Assam Penang laksa

I told you about going off to Penang on my last post. My last visit was more than 20 years apart ago. As a little kid then, I couldn't remember much - the memories were hazy. Only faint scene of my sister, brother and me playing by the beach building sand castles. The resort we stayed had a white facade with uniform large square windows. I can't remember who we took us there. Our mother I suppose but there were other people that went along. I don't recall who are they.
There was only one particular thing that I remembered very clearly. My first bowl of Penang laksa. It tasted bold and vibrant. It tasted exotic to my young palate. There were the sweet pineapple toppings delighting every child. The cooling mint balancing the spiciness. Beautiful slices of pink ginger flowers and sour note from the assam. A light tangy clear fish broth made from mackerel, sharpened with tamarind, chillies and lemongrass, served over spaghetti-sized rice vermicelli. I didn't know what it was then. It delighted me tremendously so much so, it's the only thing I remembered with that vacation. Now, over 2 decades later, I am back looking for a piece of memory; for my second bowl or maybe as much as I can eat with this trip. 
Our taxi zig-zagged through the city center. I was fascinated by the streets, the architectural relics, historical buildings, little make-shift stalls - all evidence of Penang once bustling with trade back in the old old days back in the colonial times until its revocation in 1969. I assumed nothing much had changed since then or maybe since my last visit 20 years ago. I assumed likewise with my bowl of Penang laska.

Our friendly taxi driver proudly announced that this is the tourist area as we enter the stretch of windy road swaying left and ride pointing out the resorts, hotels and restaurants to go. We pass a resort with white facade and square windows. I pointed out eagerly "This might be the resort we stayed long time ago."
We scouted around. Asking the concierge, consulting travel guides, made conversation with the locals and eavesdropping on fellow tourist. I did not want fancy restaurants nor a seafood feast. I only look forward to my bowl of Penang laksa. And authentic as it can be, it shouldn't be found in the touristy stretch. We called our friendly taxi guide and he magically appeared in the driveway taking us out back into the city. We told him to bring us to a laksa place. "Ok. Ok. I know a good one." he nodded gleefully and sped off zig-zagging about the city pointing out the buildings and monuments telling us a little bit of their history. He turn to a small lane and halted to a stop in front of a make-shift shophouse. He said this is very good and sometimes you got to wait awhile. Indeed, we waited and indeed he was right. The laksa taste better than I had remembered.
Cooking with assam > Assam Fish
Penang photo set via Flickr

I am glad that I figured out how to make Assam laksa. Mine is slightly different - I've added prawn shells to make the soup even more delicious.

proudly serves six
1.5 kg Mackerel, cleaned
1 kg fresh prawns, rinsed
Water to cover

Blended in a food processor:
150g blue ginger (galangal) 
1 stalk ginger flower
4 stalk lemon grass, use the white tender part
50g ginger
200g shallots
Full handful of dried chillies, about 20 pieces, more if you like spicier
Stock ingredients:
2 tablespoon tamarind paste (assam paste)
Handful laksa leave
4 dried tamarind skins
2 tablespoon dried shrimp paste (belachan), crumbed and toasted on a dry wok
2 heap tablespoon prawn paste (heh koi)
2 tablespoon sugar

cucumber (julienned)
pineapple (julienned)
red onions (sliced)
mint leaves
ginger flower (diced)
chilies (sliced)
prawn paste (heh koi), serve on the spoon if require more.

1 kg Rice Noodles

Boil the fish for 5 minutes in a large stock pot of boiling water. Once cook remove the fish and set aside to cool. In the same pot, add the prawns and poach for 2 minutes. Remove the prawns and set aside to cool.

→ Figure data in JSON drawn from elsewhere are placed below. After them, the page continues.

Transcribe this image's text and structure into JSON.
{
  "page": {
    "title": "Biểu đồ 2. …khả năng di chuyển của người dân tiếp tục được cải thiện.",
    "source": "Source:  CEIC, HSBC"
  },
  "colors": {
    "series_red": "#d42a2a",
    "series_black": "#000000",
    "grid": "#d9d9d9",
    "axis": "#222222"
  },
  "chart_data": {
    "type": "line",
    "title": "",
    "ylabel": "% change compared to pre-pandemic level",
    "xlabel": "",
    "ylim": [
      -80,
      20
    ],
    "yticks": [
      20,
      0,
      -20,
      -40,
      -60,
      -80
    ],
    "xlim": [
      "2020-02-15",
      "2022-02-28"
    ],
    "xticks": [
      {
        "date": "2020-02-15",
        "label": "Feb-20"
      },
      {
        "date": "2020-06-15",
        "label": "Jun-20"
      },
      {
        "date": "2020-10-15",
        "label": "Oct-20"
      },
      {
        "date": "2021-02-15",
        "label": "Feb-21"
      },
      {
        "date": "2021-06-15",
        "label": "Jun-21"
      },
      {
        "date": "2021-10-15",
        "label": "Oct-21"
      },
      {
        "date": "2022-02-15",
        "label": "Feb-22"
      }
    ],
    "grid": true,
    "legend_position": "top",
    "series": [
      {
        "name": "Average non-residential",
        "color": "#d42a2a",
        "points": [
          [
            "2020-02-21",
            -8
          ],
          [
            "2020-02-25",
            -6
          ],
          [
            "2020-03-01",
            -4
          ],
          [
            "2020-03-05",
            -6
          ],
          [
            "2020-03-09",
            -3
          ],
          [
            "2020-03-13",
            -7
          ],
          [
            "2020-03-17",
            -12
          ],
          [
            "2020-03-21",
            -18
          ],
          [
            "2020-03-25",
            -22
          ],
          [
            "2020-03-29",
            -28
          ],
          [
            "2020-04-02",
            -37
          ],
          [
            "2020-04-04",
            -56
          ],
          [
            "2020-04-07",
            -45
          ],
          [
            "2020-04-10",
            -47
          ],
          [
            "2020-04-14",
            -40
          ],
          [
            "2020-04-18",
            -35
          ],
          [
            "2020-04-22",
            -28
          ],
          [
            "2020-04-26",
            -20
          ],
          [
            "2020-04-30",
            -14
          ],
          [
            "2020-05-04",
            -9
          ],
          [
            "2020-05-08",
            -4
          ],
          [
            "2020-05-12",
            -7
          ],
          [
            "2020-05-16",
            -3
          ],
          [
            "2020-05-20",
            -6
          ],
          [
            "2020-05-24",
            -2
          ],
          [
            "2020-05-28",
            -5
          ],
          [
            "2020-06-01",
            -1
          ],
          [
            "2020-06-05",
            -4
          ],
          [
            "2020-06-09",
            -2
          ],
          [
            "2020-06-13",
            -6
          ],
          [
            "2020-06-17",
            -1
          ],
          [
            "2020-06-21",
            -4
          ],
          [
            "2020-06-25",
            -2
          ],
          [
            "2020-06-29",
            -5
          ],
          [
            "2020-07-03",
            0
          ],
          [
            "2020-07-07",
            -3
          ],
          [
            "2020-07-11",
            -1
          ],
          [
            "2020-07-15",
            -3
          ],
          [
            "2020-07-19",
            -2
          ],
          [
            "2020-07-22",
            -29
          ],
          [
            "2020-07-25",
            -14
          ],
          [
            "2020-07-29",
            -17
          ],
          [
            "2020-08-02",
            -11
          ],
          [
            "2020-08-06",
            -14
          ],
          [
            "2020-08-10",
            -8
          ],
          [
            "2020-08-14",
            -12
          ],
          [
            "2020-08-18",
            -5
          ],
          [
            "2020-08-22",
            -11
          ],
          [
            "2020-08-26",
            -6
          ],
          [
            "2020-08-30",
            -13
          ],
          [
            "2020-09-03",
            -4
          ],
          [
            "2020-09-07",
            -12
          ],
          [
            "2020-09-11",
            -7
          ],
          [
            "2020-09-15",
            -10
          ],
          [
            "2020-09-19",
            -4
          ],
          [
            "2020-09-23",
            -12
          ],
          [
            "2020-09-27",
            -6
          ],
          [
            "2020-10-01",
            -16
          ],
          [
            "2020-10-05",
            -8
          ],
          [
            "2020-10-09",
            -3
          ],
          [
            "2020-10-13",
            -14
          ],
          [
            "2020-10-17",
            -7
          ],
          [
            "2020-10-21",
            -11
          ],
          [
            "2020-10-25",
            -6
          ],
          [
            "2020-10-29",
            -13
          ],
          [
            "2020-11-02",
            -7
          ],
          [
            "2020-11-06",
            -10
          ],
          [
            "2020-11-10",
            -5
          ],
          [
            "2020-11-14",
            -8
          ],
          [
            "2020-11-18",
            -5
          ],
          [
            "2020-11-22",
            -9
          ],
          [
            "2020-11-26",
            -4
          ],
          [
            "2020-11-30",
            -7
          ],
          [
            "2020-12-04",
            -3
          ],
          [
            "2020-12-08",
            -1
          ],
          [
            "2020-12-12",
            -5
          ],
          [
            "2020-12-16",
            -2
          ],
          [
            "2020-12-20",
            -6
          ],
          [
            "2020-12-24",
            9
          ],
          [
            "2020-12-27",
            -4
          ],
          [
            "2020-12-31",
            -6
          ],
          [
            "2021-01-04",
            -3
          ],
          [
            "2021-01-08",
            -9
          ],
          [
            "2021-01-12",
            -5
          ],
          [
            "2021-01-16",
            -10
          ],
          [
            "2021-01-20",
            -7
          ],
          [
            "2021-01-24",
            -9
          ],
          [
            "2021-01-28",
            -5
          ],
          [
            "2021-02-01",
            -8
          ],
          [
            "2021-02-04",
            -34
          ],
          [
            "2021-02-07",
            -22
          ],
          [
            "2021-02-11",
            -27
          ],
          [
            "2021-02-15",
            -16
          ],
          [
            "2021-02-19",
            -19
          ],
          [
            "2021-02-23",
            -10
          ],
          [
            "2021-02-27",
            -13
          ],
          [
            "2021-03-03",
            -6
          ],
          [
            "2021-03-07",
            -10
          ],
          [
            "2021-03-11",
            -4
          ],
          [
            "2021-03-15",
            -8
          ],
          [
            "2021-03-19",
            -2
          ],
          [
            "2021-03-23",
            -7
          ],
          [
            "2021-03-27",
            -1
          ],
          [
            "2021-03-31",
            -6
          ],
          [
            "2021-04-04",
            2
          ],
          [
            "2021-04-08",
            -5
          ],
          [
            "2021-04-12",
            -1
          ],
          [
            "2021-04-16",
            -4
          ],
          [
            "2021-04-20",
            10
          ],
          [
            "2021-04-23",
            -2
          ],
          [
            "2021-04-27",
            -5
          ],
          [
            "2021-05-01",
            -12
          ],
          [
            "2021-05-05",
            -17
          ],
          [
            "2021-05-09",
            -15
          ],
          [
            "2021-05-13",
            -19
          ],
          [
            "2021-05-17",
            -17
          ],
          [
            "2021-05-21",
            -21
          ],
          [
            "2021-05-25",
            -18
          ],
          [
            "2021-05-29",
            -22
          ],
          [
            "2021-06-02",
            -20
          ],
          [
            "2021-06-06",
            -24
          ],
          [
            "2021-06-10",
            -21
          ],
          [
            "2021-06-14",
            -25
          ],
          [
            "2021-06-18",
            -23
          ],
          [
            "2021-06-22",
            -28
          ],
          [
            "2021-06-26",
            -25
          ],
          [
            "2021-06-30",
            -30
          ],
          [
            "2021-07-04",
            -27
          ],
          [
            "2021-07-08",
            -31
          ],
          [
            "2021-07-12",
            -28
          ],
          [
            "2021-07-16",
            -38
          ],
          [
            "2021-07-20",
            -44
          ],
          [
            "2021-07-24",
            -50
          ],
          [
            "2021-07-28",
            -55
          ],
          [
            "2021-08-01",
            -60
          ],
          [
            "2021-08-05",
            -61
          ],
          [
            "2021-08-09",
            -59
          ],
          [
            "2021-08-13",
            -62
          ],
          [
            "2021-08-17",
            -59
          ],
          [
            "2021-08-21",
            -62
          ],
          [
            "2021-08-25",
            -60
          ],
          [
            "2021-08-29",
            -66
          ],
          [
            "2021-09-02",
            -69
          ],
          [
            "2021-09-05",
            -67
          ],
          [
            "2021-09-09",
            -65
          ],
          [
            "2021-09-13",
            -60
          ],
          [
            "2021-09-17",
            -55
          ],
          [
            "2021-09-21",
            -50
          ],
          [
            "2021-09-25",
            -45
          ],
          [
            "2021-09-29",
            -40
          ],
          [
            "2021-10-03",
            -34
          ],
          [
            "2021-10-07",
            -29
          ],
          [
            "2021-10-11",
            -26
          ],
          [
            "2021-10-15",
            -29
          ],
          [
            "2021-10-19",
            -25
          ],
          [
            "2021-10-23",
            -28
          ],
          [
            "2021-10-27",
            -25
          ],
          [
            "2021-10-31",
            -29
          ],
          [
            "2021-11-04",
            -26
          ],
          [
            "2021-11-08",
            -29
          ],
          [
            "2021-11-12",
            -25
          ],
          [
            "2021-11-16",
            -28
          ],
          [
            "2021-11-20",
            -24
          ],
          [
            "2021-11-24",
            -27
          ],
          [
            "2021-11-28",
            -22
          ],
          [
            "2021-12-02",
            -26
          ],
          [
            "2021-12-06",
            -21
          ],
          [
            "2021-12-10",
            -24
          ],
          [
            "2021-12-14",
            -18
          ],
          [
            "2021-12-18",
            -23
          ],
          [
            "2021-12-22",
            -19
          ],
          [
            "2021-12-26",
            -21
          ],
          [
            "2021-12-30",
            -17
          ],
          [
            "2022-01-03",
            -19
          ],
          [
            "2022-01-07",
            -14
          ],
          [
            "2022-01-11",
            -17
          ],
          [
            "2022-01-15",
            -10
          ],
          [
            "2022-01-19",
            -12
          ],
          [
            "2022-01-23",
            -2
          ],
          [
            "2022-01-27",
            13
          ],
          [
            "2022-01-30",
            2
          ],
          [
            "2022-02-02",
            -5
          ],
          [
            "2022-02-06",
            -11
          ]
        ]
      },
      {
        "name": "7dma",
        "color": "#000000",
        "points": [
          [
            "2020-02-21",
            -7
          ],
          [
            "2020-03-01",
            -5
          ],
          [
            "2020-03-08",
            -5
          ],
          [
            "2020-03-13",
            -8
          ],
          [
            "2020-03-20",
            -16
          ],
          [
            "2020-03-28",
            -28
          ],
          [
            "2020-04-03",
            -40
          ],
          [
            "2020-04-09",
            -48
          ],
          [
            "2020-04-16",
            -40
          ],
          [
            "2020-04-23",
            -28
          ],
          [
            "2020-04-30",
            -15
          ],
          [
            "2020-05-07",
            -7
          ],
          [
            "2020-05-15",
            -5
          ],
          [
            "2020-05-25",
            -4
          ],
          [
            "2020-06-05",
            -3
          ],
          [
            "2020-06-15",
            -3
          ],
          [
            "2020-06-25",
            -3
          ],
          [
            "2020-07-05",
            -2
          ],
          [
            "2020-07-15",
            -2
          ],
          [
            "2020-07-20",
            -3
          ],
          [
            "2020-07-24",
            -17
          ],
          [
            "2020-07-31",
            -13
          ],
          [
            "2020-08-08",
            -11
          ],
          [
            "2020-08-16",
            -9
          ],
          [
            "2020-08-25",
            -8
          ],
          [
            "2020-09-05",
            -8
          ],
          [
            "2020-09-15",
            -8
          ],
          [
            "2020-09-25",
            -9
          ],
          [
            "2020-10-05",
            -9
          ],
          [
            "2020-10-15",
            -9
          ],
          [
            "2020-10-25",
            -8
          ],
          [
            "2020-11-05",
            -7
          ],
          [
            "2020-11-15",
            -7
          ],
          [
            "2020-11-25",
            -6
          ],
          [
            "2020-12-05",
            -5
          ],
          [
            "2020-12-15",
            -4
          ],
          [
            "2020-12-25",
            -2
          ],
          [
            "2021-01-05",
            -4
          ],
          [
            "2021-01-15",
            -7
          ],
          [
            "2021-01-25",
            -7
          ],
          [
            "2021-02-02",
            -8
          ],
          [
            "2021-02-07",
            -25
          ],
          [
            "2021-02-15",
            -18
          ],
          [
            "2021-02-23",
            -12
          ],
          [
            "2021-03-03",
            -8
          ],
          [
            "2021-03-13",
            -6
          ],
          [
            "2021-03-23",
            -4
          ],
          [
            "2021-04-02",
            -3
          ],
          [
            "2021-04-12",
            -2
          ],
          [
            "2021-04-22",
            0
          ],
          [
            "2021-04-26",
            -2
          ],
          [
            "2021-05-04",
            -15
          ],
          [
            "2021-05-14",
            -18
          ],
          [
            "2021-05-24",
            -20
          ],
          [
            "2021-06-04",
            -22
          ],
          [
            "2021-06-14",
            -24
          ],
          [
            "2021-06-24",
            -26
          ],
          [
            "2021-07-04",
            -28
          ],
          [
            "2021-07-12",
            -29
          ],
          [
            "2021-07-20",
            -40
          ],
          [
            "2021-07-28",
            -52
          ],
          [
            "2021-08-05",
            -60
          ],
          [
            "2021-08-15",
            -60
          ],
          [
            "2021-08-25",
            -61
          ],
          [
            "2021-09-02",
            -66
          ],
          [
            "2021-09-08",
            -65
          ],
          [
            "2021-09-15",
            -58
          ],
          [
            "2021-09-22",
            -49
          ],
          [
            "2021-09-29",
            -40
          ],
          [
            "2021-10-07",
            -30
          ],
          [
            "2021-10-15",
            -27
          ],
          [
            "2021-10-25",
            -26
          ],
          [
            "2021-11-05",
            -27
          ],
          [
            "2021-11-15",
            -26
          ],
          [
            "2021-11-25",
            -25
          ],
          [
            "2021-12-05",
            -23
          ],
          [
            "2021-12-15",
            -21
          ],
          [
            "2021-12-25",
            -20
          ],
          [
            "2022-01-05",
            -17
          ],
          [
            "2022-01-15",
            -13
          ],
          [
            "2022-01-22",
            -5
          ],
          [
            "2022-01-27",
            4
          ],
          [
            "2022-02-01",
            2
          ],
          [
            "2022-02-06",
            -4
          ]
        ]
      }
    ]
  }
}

Debone the fish and de-shell the prawns. Set aside the fish and prawn meat. Add all the bones and shell back to the pot of stock. Simmer for another an hour, adding more water if necessary. When is broth is ready, sieve and discard shell and bones.

Next, soak the dried chilies in warm water and blend along with the rest of the prepared ingredients into a smooth paste. Together with the paste, add the stock ingredients to the broth and simmer for 45 minutes. Adjust with sugar and salt, to taste.

When you are about to serve, blanched the noodles in boiling water for half a minute and add the deboned fish meat and prawns. Ladle the hot broth over and serve with garnish.